Collect instantiated template types at compile time

Question

Consider this snippet:

struct A {

  template <typename T> void bar(const T &) {
    /*
    I would like to write something like:
        if constexpr(type T already processed/T is already present in typelist)
        ...do something fancy
        else if constexpr(type T not processed/T is not present in typelist)
    */
  }
};

struct Msg1 {};
struct Msg2 {};

int main() {
  A a;

  a.bar(Msg1{});
  a.bar(Msg1{});
}

Demo

Is it possible to see at compile time for which types the method bar was already instantiated?
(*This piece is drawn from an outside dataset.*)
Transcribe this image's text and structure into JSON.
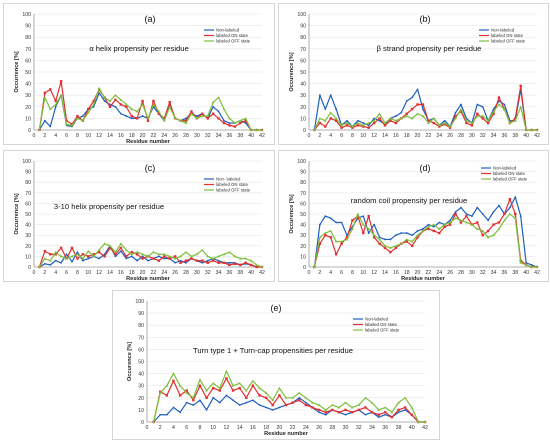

Ideally, there would be some kind of growing typelist, where one can check at compile time for which types bar is already instantiated.

Answer 1

No. It is not possible to do so at compile time. However, it would be possible to do the following at runtime:

#include <typeindex>
#include <type_traits>
#include <unordered_set>
struct A {
    private:
    std::unordered_set<std::type_index> already_processed_ts;
    public:
    template<typename T>
    void bar(const T&){
        if(already_processed_ts.find(typeid(T)) != already_processed_ts.end())
            std::cout << "Already processed " << typeid(T).name() << std::endl;
        else{
            already_processed_ts.insert(typeid(T));
            std::cout << "Processing " << typeid(T).name() << "... \n";
        }
    }
}
struct Msg{};
int main()
{
    f(Msg{}); // Prints "Processing 3Msg..." (at least on my compiler)
    f(Msg{}); // Prints "Already processed 3Msg"

    return 0;
}